Rejecting the obvious distinctions between walls and opening, lines and planes, two- and three dimensions, transparency and opaqueness, this building is characterized by a distinctive type of abstractness. The tree silhouette creates a new image with a constant tension generated between the building’s symbolic concreteness and its abstractness. For this project, we (Ito and his staff) intended to create a building that through its architectural newness expresses both the vivid presence of a fashion brand and strength in the cityscape that will withstand the passage of time.”
After designing critically-acclaimed buildings like Sendai Mediatheque, Ito became an architect of international importance during the early-2000s leading to projects throughout Asia, Europe, North America and South America.

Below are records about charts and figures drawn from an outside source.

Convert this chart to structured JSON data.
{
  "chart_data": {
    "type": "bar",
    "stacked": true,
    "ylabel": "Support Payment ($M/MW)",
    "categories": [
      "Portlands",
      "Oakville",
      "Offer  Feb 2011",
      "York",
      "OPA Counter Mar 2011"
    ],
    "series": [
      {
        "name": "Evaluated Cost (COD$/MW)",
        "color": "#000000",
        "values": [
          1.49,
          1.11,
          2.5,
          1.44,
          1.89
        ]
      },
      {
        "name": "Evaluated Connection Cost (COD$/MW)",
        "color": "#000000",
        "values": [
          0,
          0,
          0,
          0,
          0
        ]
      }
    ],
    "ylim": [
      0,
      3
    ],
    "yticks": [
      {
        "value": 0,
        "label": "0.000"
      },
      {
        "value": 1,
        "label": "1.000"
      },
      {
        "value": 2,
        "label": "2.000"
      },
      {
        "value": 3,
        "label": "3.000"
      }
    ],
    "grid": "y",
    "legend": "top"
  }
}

Ito designed the Main Stadium for the 2009 World Games in Kaohsiung and the under-construction Taichung Metropolitan Opera House, both in Taiwan. In Europe, Ito and his firm renovated the façade of the Suites Avenue Apartments with striking stainless steel waves and, in 2002, designed the celebrated temporary Serpentine Pavilion Gallery in London’s Hyde Park. Other projects during this time include the White O residence in Marbella, Chile and the never-built University of California, Berkeley Art Museum/Pacific Film Archive in California.
Perhaps most important to Ito, however, are the projects in his home country, made more pressing by the earthquake and tsunami of March 11, 2011. The disaster spurred Ito and a group of other Japanese architects to develop the concept of “Home-for-All” communal space for survivors. As Ito says in Toyo Ito - Forces of Nature published by Princeton Architectural Press:
“The relief centers offer no privacy and scarcely enough room to stretch out and sleep, while the hastily tacked up temporary housing units are little more than rows of empty shells: grim living conditions either way. Yet even under such conditions, people try to smile and make do…. They gather to share and communicate in extreme circumstances – a moving vision of community at its most basic. Likewise, what we see here are very origins of architecture, the minimal shaping of communal spaces.

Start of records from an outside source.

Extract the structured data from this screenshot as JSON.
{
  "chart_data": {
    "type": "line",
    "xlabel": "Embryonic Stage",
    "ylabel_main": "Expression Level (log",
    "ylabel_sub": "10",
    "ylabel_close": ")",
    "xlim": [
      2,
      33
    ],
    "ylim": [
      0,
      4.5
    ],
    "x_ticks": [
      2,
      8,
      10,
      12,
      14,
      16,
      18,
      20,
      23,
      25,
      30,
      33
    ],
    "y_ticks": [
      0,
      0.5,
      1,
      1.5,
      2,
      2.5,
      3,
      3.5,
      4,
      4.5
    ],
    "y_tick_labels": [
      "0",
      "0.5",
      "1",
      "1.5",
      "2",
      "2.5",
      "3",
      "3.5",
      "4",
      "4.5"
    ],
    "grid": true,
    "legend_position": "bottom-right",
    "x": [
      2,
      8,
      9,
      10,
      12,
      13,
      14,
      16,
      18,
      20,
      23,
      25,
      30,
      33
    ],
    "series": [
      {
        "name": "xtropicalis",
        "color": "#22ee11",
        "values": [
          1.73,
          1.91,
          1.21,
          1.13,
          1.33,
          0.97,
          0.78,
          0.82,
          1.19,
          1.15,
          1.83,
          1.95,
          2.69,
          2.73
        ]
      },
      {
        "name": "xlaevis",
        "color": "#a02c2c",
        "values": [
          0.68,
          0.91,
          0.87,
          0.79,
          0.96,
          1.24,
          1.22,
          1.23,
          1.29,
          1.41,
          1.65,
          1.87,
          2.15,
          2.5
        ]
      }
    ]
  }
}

An architect is someone who can make such spaces for meager meals show a little more humanity, make them a little more beautiful, a little more comfortable.”
For Ito, the fundamental tenets of modern architecture were called into question by “Home-for-All.” He adds, “In the modern period, architecture has been rated highest for its originality. As a result, the most primal themes—why a building is made and for whom—have been forgotten. A disaster zone, where everything is lost offers the opportunity for us to take a fresh look, from the ground up, at what architecture really is. ‘Home-for-all’ may consist of small buildings, but it calls to the fore the vital question of what form architecture should take in the modern era—even calling into question the most primal themes, the very meaning of architecture.”

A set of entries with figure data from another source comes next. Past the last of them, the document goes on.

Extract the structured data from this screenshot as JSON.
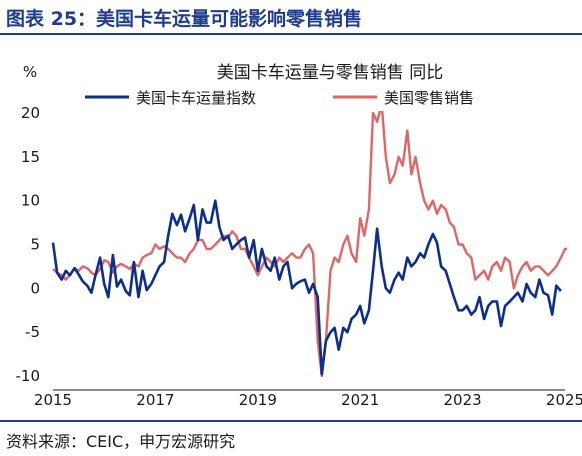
{
  "figure": {
    "label": "图表 25：美国卡车运量可能影响零售销售",
    "source": "资料来源：CEIC，申万宏源研究"
  },
  "colors": {
    "brand": "#1f3d8c",
    "series_truck": "#0b2f8f",
    "series_retail": "#e06666"
  },
  "chart_data": {
    "type": "line",
    "title": "美国卡车运量与零售销售 同比",
    "ylabel": "%",
    "xlabel": "",
    "ylim": [
      -10,
      20
    ],
    "yticks": [
      "-10",
      "-5",
      "0",
      "5",
      "10",
      "15",
      "20"
    ],
    "xticks": [
      "2015",
      "2017",
      "2019",
      "2021",
      "2023",
      "2025"
    ],
    "xlim": [
      2015.0,
      2025.0
    ],
    "grid": false,
    "legend_position": "top",
    "series": [
      {
        "name": "美国卡车运量指数",
        "color": "#0b2f8f",
        "points": [
          [
            2015.0,
            5.2
          ],
          [
            2015.08,
            1.8
          ],
          [
            2015.17,
            1.0
          ],
          [
            2015.25,
            2.0
          ],
          [
            2015.33,
            1.5
          ],
          [
            2015.42,
            2.3
          ],
          [
            2015.5,
            1.6
          ],
          [
            2015.58,
            0.8
          ],
          [
            2015.67,
            0.3
          ],
          [
            2015.75,
            -0.5
          ],
          [
            2015.83,
            1.5
          ],
          [
            2015.92,
            3.5
          ],
          [
            2016.0,
            0.5
          ],
          [
            2016.08,
            -1.0
          ],
          [
            2016.17,
            3.8
          ],
          [
            2016.25,
            0.2
          ],
          [
            2016.33,
            1.0
          ],
          [
            2016.42,
            -0.3
          ],
          [
            2016.5,
            -0.8
          ],
          [
            2016.58,
            3.0
          ],
          [
            2016.67,
            -1.0
          ],
          [
            2016.75,
            2.0
          ],
          [
            2016.83,
            -0.2
          ],
          [
            2016.92,
            0.5
          ],
          [
            2017.0,
            1.5
          ],
          [
            2017.08,
            2.5
          ],
          [
            2017.17,
            3.0
          ],
          [
            2017.25,
            6.0
          ],
          [
            2017.33,
            8.5
          ],
          [
            2017.42,
            7.2
          ],
          [
            2017.5,
            8.4
          ],
          [
            2017.58,
            6.5
          ],
          [
            2017.67,
            8.0
          ],
          [
            2017.75,
            9.5
          ],
          [
            2017.83,
            5.5
          ],
          [
            2017.92,
            9.0
          ],
          [
            2018.0,
            7.5
          ],
          [
            2018.08,
            7.5
          ],
          [
            2018.17,
            10.0
          ],
          [
            2018.25,
            7.0
          ],
          [
            2018.33,
            5.5
          ],
          [
            2018.42,
            6.0
          ],
          [
            2018.5,
            4.5
          ],
          [
            2018.58,
            5.0
          ],
          [
            2018.67,
            5.5
          ],
          [
            2018.75,
            5.8
          ],
          [
            2018.83,
            3.5
          ],
          [
            2018.92,
            5.5
          ],
          [
            2019.0,
            2.0
          ],
          [
            2019.08,
            4.5
          ],
          [
            2019.17,
            2.5
          ],
          [
            2019.25,
            2.0
          ],
          [
            2019.33,
            3.5
          ],
          [
            2019.42,
            1.0
          ],
          [
            2019.5,
            2.5
          ],
          [
            2019.58,
            3.0
          ],
          [
            2019.67,
            0.0
          ],
          [
            2019.75,
            0.5
          ],
          [
            2019.83,
            0.8
          ],
          [
            2019.92,
            1.0
          ],
          [
            2020.0,
            -0.5
          ],
          [
            2020.08,
            0.5
          ],
          [
            2020.17,
            -1.0
          ],
          [
            2020.25,
            -9.8
          ],
          [
            2020.33,
            -6.0
          ],
          [
            2020.42,
            -5.0
          ],
          [
            2020.5,
            -4.5
          ],
          [
            2020.58,
            -7.0
          ],
          [
            2020.67,
            -4.5
          ],
          [
            2020.75,
            -5.0
          ],
          [
            2020.83,
            -3.5
          ],
          [
            2020.92,
            -3.0
          ],
          [
            2021.0,
            -2.0
          ],
          [
            2021.08,
            -4.0
          ],
          [
            2021.17,
            -2.5
          ],
          [
            2021.25,
            2.0
          ],
          [
            2021.33,
            6.8
          ],
          [
            2021.42,
            2.5
          ],
          [
            2021.5,
            0.0
          ],
          [
            2021.58,
            -0.5
          ],
          [
            2021.67,
            1.0
          ],
          [
            2021.75,
            1.8
          ],
          [
            2021.83,
            1.0
          ],
          [
            2021.92,
            3.5
          ],
          [
            2022.0,
            2.5
          ],
          [
            2022.08,
            3.0
          ],
          [
            2022.17,
            4.0
          ],
          [
            2022.25,
            3.5
          ],
          [
            2022.33,
            5.0
          ],
          [
            2022.42,
            6.2
          ],
          [
            2022.5,
            5.2
          ],
          [
            2022.58,
            2.5
          ],
          [
            2022.67,
            2.0
          ],
          [
            2022.75,
            0.5
          ],
          [
            2022.83,
            -1.0
          ],
          [
            2022.92,
            -2.5
          ],
          [
            2023.0,
            -2.5
          ],
          [
            2023.08,
            -2.0
          ],
          [
            2023.17,
            -3.0
          ],
          [
            2023.25,
            -2.5
          ],
          [
            2023.33,
            -1.0
          ],
          [
            2023.42,
            -3.5
          ],
          [
            2023.5,
            -2.0
          ],
          [
            2023.58,
            -1.5
          ],
          [
            2023.67,
            -1.5
          ],
          [
            2023.75,
            -4.3
          ],
          [
            2023.83,
            -2.0
          ],
          [
            2023.92,
            -1.5
          ],
          [
            2024.0,
            -1.0
          ],
          [
            2024.08,
            -0.5
          ],
          [
            2024.17,
            -1.5
          ],
          [
            2024.25,
            0.5
          ],
          [
            2024.33,
            -0.5
          ],
          [
            2024.42,
            -1.0
          ],
          [
            2024.5,
            1.0
          ],
          [
            2024.58,
            -0.5
          ],
          [
            2024.67,
            -0.8
          ],
          [
            2024.75,
            -3.0
          ],
          [
            2024.83,
            0.3
          ],
          [
            2024.92,
            -0.3
          ]
        ]
      },
      {
        "name": "美国零售销售",
        "color": "#e06666",
        "points": [
          [
            2015.0,
            2.2
          ],
          [
            2015.08,
            1.8
          ],
          [
            2015.17,
            1.5
          ],
          [
            2015.25,
            1.0
          ],
          [
            2015.33,
            1.5
          ],
          [
            2015.42,
            2.3
          ],
          [
            2015.5,
            2.0
          ],
          [
            2015.58,
            2.5
          ],
          [
            2015.67,
            2.3
          ],
          [
            2015.75,
            1.8
          ],
          [
            2015.83,
            1.5
          ],
          [
            2015.92,
            2.2
          ],
          [
            2016.0,
            3.2
          ],
          [
            2016.08,
            3.0
          ],
          [
            2016.17,
            1.8
          ],
          [
            2016.25,
            2.5
          ],
          [
            2016.33,
            2.8
          ],
          [
            2016.42,
            2.5
          ],
          [
            2016.5,
            2.2
          ],
          [
            2016.58,
            2.8
          ],
          [
            2016.67,
            2.5
          ],
          [
            2016.75,
            3.5
          ],
          [
            2016.83,
            3.8
          ],
          [
            2016.92,
            4.0
          ],
          [
            2017.0,
            5.0
          ],
          [
            2017.08,
            4.5
          ],
          [
            2017.17,
            4.8
          ],
          [
            2017.25,
            4.5
          ],
          [
            2017.33,
            4.0
          ],
          [
            2017.42,
            3.5
          ],
          [
            2017.5,
            3.5
          ],
          [
            2017.58,
            3.0
          ],
          [
            2017.67,
            4.0
          ],
          [
            2017.75,
            4.5
          ],
          [
            2017.83,
            5.5
          ],
          [
            2017.92,
            5.5
          ],
          [
            2018.0,
            4.5
          ],
          [
            2018.08,
            4.5
          ],
          [
            2018.17,
            5.0
          ],
          [
            2018.25,
            5.5
          ],
          [
            2018.33,
            6.0
          ],
          [
            2018.42,
            5.8
          ],
          [
            2018.5,
            6.5
          ],
          [
            2018.58,
            6.0
          ],
          [
            2018.67,
            4.5
          ],
          [
            2018.75,
            4.5
          ],
          [
            2018.83,
            3.5
          ],
          [
            2018.92,
            2.5
          ],
          [
            2019.0,
            1.5
          ],
          [
            2019.08,
            2.5
          ],
          [
            2019.17,
            3.5
          ],
          [
            2019.25,
            3.0
          ],
          [
            2019.33,
            2.5
          ],
          [
            2019.42,
            3.5
          ],
          [
            2019.5,
            3.0
          ],
          [
            2019.58,
            3.5
          ],
          [
            2019.67,
            4.0
          ],
          [
            2019.75,
            3.5
          ],
          [
            2019.83,
            3.5
          ],
          [
            2019.92,
            4.5
          ],
          [
            2020.0,
            5.0
          ],
          [
            2020.08,
            4.0
          ],
          [
            2020.17,
            -6.0
          ],
          [
            2020.25,
            -10.0
          ],
          [
            2020.33,
            -6.0
          ],
          [
            2020.42,
            2.0
          ],
          [
            2020.5,
            3.5
          ],
          [
            2020.58,
            3.0
          ],
          [
            2020.67,
            5.0
          ],
          [
            2020.75,
            6.0
          ],
          [
            2020.83,
            4.0
          ],
          [
            2020.92,
            3.0
          ],
          [
            2021.0,
            8.0
          ],
          [
            2021.08,
            6.0
          ],
          [
            2021.17,
            9.0
          ],
          [
            2021.25,
            20.0
          ],
          [
            2021.33,
            19.0
          ],
          [
            2021.42,
            21.0
          ],
          [
            2021.5,
            15.0
          ],
          [
            2021.58,
            12.0
          ],
          [
            2021.67,
            13.0
          ],
          [
            2021.75,
            15.0
          ],
          [
            2021.83,
            14.0
          ],
          [
            2021.92,
            18.0
          ],
          [
            2022.0,
            13.0
          ],
          [
            2022.08,
            15.0
          ],
          [
            2022.17,
            12.0
          ],
          [
            2022.25,
            10.0
          ],
          [
            2022.33,
            9.0
          ],
          [
            2022.42,
            10.0
          ],
          [
            2022.5,
            8.5
          ],
          [
            2022.58,
            9.5
          ],
          [
            2022.67,
            9.0
          ],
          [
            2022.75,
            7.5
          ],
          [
            2022.83,
            7.0
          ],
          [
            2022.92,
            5.0
          ],
          [
            2023.0,
            5.0
          ],
          [
            2023.08,
            4.0
          ],
          [
            2023.17,
            3.5
          ],
          [
            2023.25,
            1.0
          ],
          [
            2023.33,
            1.5
          ],
          [
            2023.42,
            2.0
          ],
          [
            2023.5,
            1.0
          ],
          [
            2023.58,
            2.5
          ],
          [
            2023.67,
            3.0
          ],
          [
            2023.75,
            2.0
          ],
          [
            2023.83,
            3.5
          ],
          [
            2023.92,
            3.0
          ],
          [
            2024.0,
            0.0
          ],
          [
            2024.08,
            1.5
          ],
          [
            2024.17,
            2.5
          ],
          [
            2024.25,
            3.0
          ],
          [
            2024.33,
            2.0
          ],
          [
            2024.42,
            2.5
          ],
          [
            2024.5,
            2.5
          ],
          [
            2024.58,
            2.0
          ],
          [
            2024.67,
            1.5
          ],
          [
            2024.75,
            2.0
          ],
          [
            2024.83,
            2.5
          ],
          [
            2024.92,
            3.5
          ],
          [
            2025.0,
            4.5
          ],
          [
            2025.08,
            4.5
          ],
          [
            2025.17,
            4.2
          ],
          [
            2025.25,
            4.8
          ],
          [
            2025.33,
            4.0
          ]
        ]
      }
    ]
  }
}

The Pritzker Jury commented on Ito’s direct expression of his sense of social responsibility citing his work on “Home-for-All.”
Recently, Ito has also thought of his legacy, as apparent by the museum of architecture that bears his name on the small island of Omishima in the Seto Inland Sea. Also designed by Ito, the museum opened in 2011 and showcases his past projects as well as serving as a workshop for young architects. Two buildings comprise the complex, the main building “Steel Hut” and the nearby “Silver Hut,” which is a recreation of the architect’s former home in Tokyo, built in 1984.